This repository contains code and data for generating and analyzing the E. coli non-coding alleleome and associated figures. This alleleome contains 1,169 reference non-coding regions from strain K-12 MG1655 that are well-annotated with non-coding functional sites such as transcription factor binding sites, core promoters, and transcriptional attenuators from RegulonDB. These regions are mapped across 2,350 E. coli strains downloaded from BV-BRC (formerly known as PATRIC).
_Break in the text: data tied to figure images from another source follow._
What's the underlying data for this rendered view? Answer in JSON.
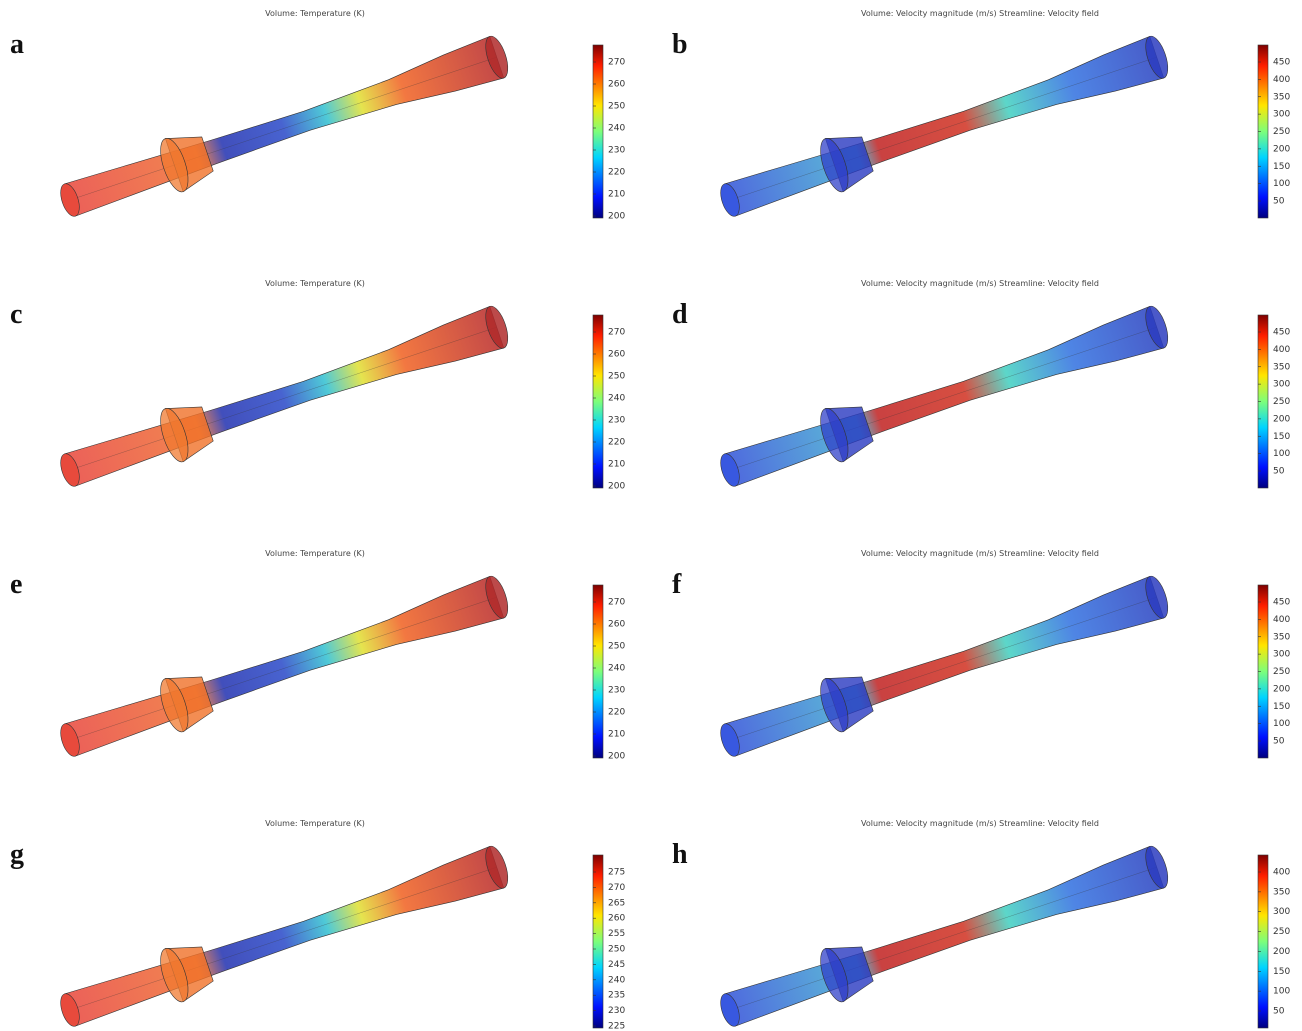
{
  "panels": [
    {
      "label": "a",
      "title": "Volume: Temperature (K)",
      "colorbar_ticks": [
        200,
        210,
        220,
        230,
        240,
        250,
        260,
        270
      ]
    },
    {
      "label": "b",
      "title": "Volume: Velocity magnitude (m/s)  Streamline: Velocity field",
      "colorbar_ticks": [
        50,
        100,
        150,
        200,
        250,
        300,
        350,
        400,
        450
      ]
    },
    {
      "label": "c",
      "title": "Volume: Temperature (K)",
      "colorbar_ticks": [
        200,
        210,
        220,
        230,
        240,
        250,
        260,
        270
      ]
    },
    {
      "label": "d",
      "title": "Volume: Velocity magnitude (m/s)  Streamline: Velocity field",
      "colorbar_ticks": [
        50,
        100,
        150,
        200,
        250,
        300,
        350,
        400,
        450
      ]
    },
    {
      "label": "e",
      "title": "Volume: Temperature (K)",
      "colorbar_ticks": [
        200,
        210,
        220,
        230,
        240,
        250,
        260,
        270
      ]
    },
    {
      "label": "f",
      "title": "Volume: Velocity magnitude (m/s)  Streamline: Velocity field",
      "colorbar_ticks": [
        50,
        100,
        150,
        200,
        250,
        300,
        350,
        400,
        450
      ]
    },
    {
      "label": "g",
      "title": "Volume: Temperature (K)",
      "colorbar_ticks": [
        225,
        230,
        235,
        240,
        245,
        250,
        255,
        260,
        265,
        270,
        275
      ]
    },
    {
      "label": "h",
      "title": "Volume: Velocity magnitude (m/s)  Streamline: Velocity field",
      "colorbar_ticks": [
        50,
        100,
        150,
        200,
        250,
        300,
        350,
        400
      ]
    }
  ]
}
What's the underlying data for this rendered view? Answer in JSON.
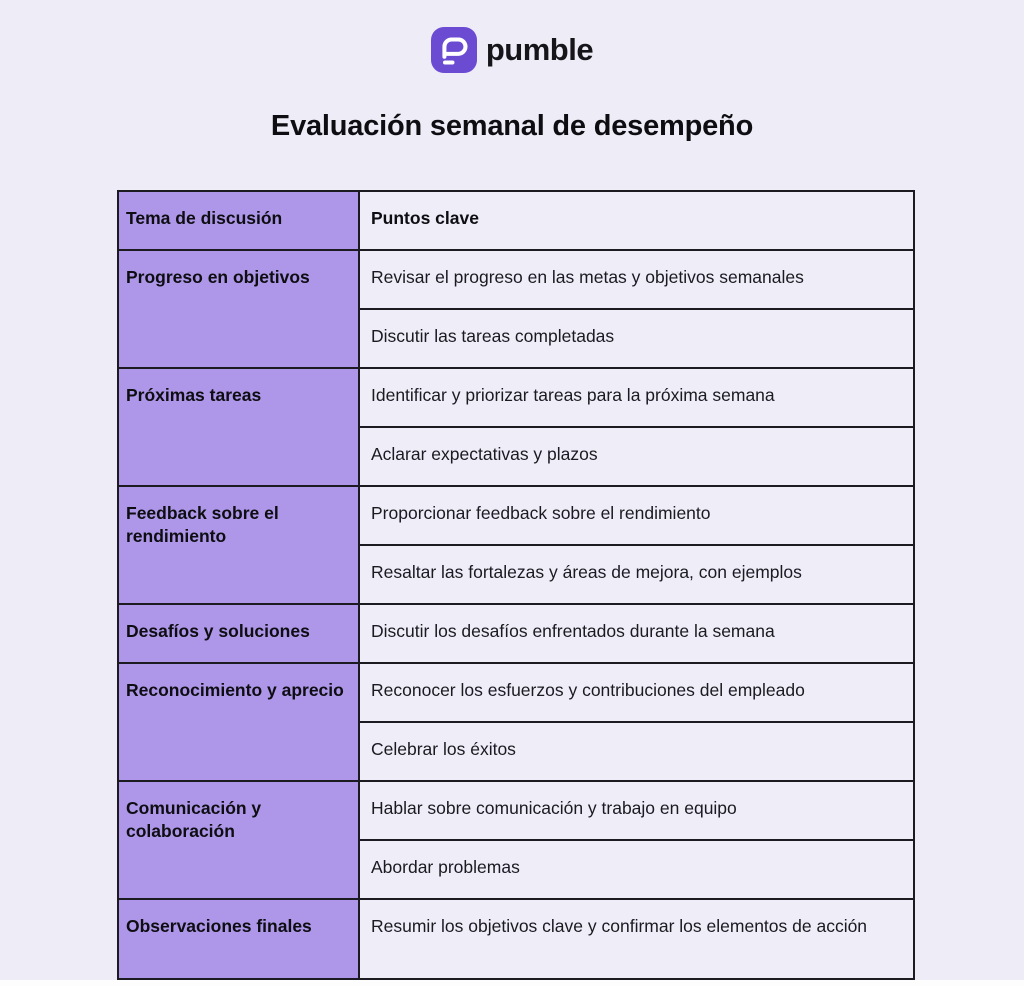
{
  "colors": {
    "page_background": "#EEECF6",
    "cell_light": "#EFEDF8",
    "cell_purple": "#AE97E9",
    "border": "#1C1B22",
    "brand_purple": "#6C4BD3",
    "text_dark": "#1B1A20"
  },
  "logo": {
    "brand": "pumble",
    "icon": "pumble-chat-bubble-icon"
  },
  "page": {
    "title": "Evaluación semanal de desempeño"
  },
  "table": {
    "headers": {
      "topic": "Tema de discusión",
      "points": "Puntos clave"
    },
    "rows": [
      {
        "topic": "Progreso en objetivos",
        "points": [
          "Revisar el progreso en las metas y objetivos semanales",
          "Discutir las tareas completadas"
        ]
      },
      {
        "topic": "Próximas tareas",
        "points": [
          "Identificar y priorizar tareas para la próxima semana",
          "Aclarar expectativas y plazos"
        ]
      },
      {
        "topic": "Feedback sobre el rendimiento",
        "points": [
          "Proporcionar feedback sobre el rendimiento",
          "Resaltar las fortalezas y áreas de mejora, con ejemplos"
        ]
      },
      {
        "topic": "Desafíos y soluciones",
        "points": [
          "Discutir los desafíos enfrentados durante la semana"
        ]
      },
      {
        "topic": "Reconocimiento y aprecio",
        "points": [
          "Reconocer los esfuerzos y contribuciones del empleado",
          "Celebrar los éxitos"
        ]
      },
      {
        "topic": "Comunicación y colaboración",
        "points": [
          "Hablar sobre comunicación y trabajo en equipo",
          "Abordar problemas"
        ]
      },
      {
        "topic": "Observaciones finales",
        "points": [
          "Resumir los objetivos clave y confirmar los elementos de acción"
        ]
      }
    ]
  }
}
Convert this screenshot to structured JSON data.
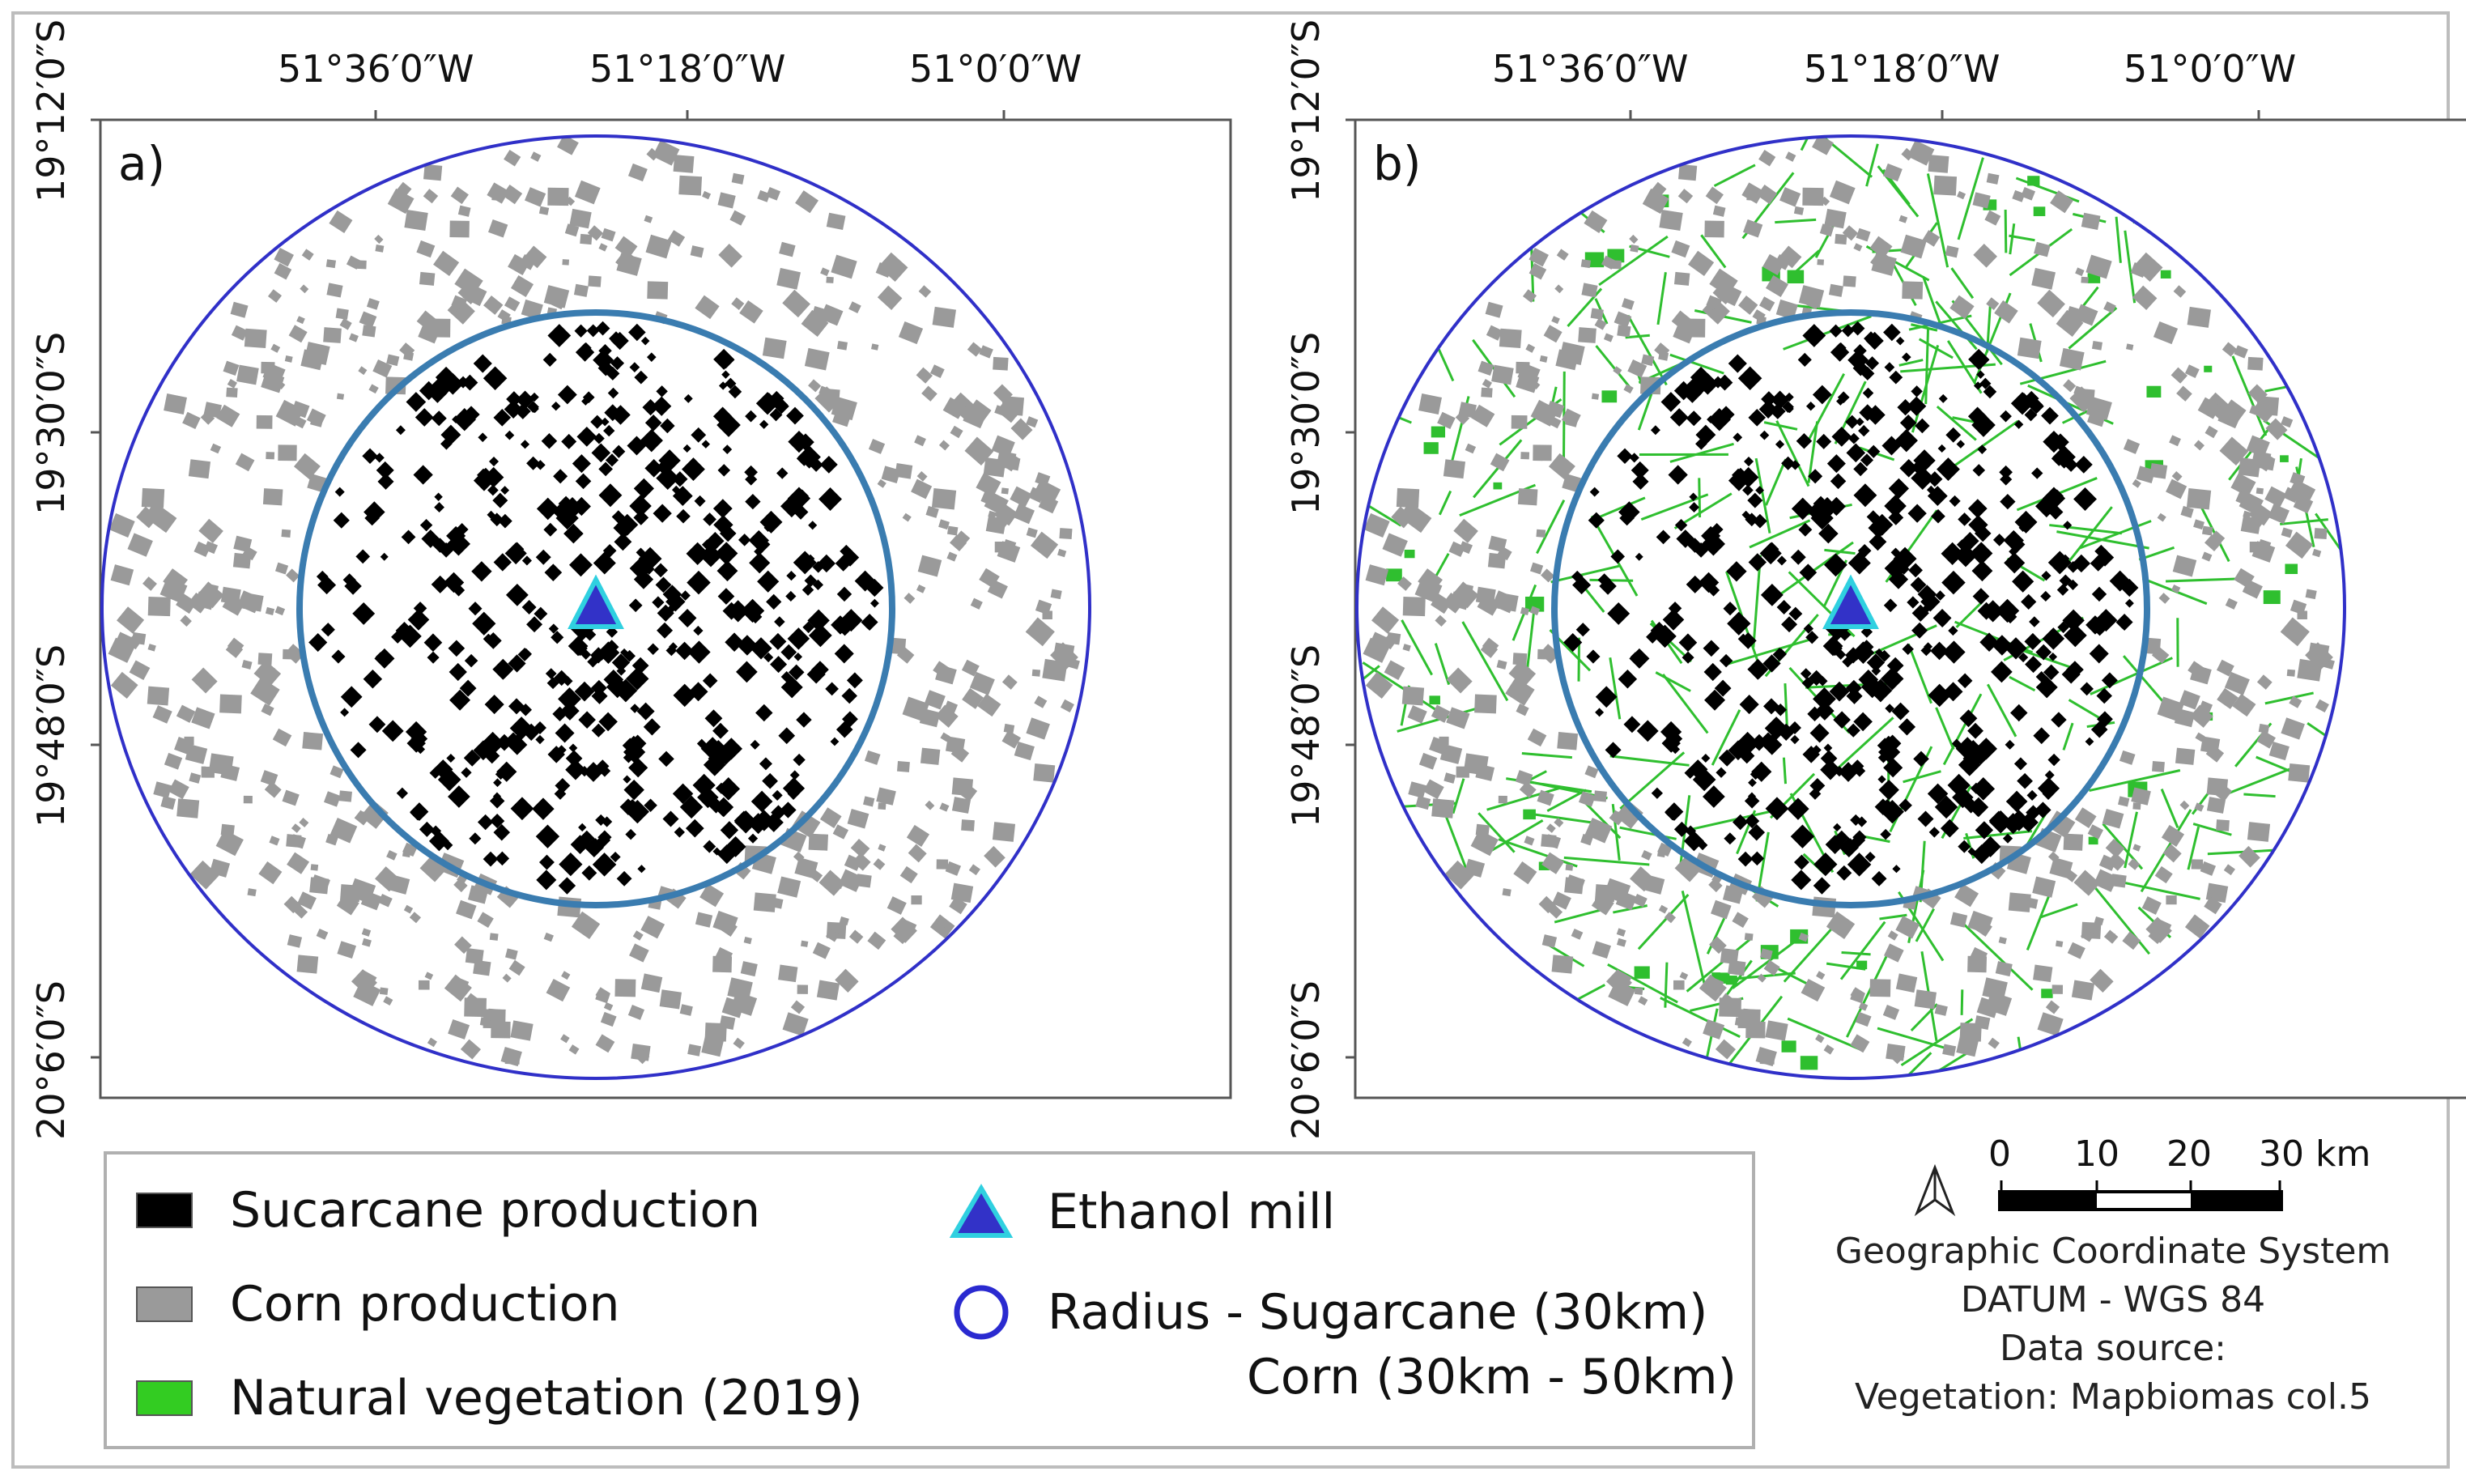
{
  "panels": [
    {
      "letter": "a)",
      "natural_vegetation": false
    },
    {
      "letter": "b)",
      "natural_vegetation": true
    }
  ],
  "axes": {
    "longitude_labels": [
      "51°36′0″W",
      "51°18′0″W",
      "51°0′0″W"
    ],
    "latitude_labels": [
      "19°12′0″S",
      "19°30′0″S",
      "19°48′0″S",
      "20°6′0″S"
    ]
  },
  "legend": {
    "sugarcane_label": "Sucarcane production",
    "corn_label": "Corn production",
    "vegetation_label": "Natural vegetation (2019)",
    "mill_label": "Ethanol mill",
    "radius_label_line1": "Radius - Sugarcane (30km)",
    "radius_label_line2": "Corn (30km - 50km)"
  },
  "scale_bar": {
    "ticks": [
      "0",
      "10",
      "20",
      "30 km"
    ]
  },
  "info": {
    "line1": "Geographic Coordinate System",
    "line2": "DATUM - WGS 84",
    "line3": "Data source:",
    "line4": "Vegetation: Mapbiomas col.5"
  },
  "colors": {
    "sugarcane": "#000000",
    "corn": "#9a9a9a",
    "vegetation": "#2fbf2f",
    "inner_circle": "#3a7cb0",
    "outer_circle": "#3030c8",
    "mill_fill": "#3232c8",
    "mill_stroke": "#30d0e0"
  }
}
Microbial genome sequences are rapidly accumulating, enabling large-scale studies of sequence variation. Existing studies primarily focus on coding regions to study patterns of amino acid substitutions in proteins. However, non-coding regulatory regions also play a distinct role in determining physiologic responses. To investigate intergenic sequence variation on a large-scale, we identified non-coding regulatory region alleles across 2,350 fully-sequenced Escherichia coli strains. This “alleleome” consists of 117,781 unique alleles for 1,169 reference regulatory regions (transcribing 1,975 genes) at single base-pair resolution. We find a high degree of conservation in non-coding sequences; overall 64% of nucleotide positions are invariant, and variant positions vary in a median of just 0.6% of strains. Additionally, non-coding alleles are sufficient to recover E. coli phylogroups. We find that core promoter elements and transcription factor binding sites are conserved, especially those located upstream of essential or highly-expressed genes. However, variability in conservation of transcription factor binding sites is significant both within and across regulons. Finally, we contrast mutations acquired during adaptive laboratory evolution with wild-type variation, finding that the former preferentially alter positions that the latter conserves. Overall, this analysis elucidates the wealth of information found in E. coli non-coding sequence variation and expands pangenomic studies to non-coding regions at single-nucleotide resolution.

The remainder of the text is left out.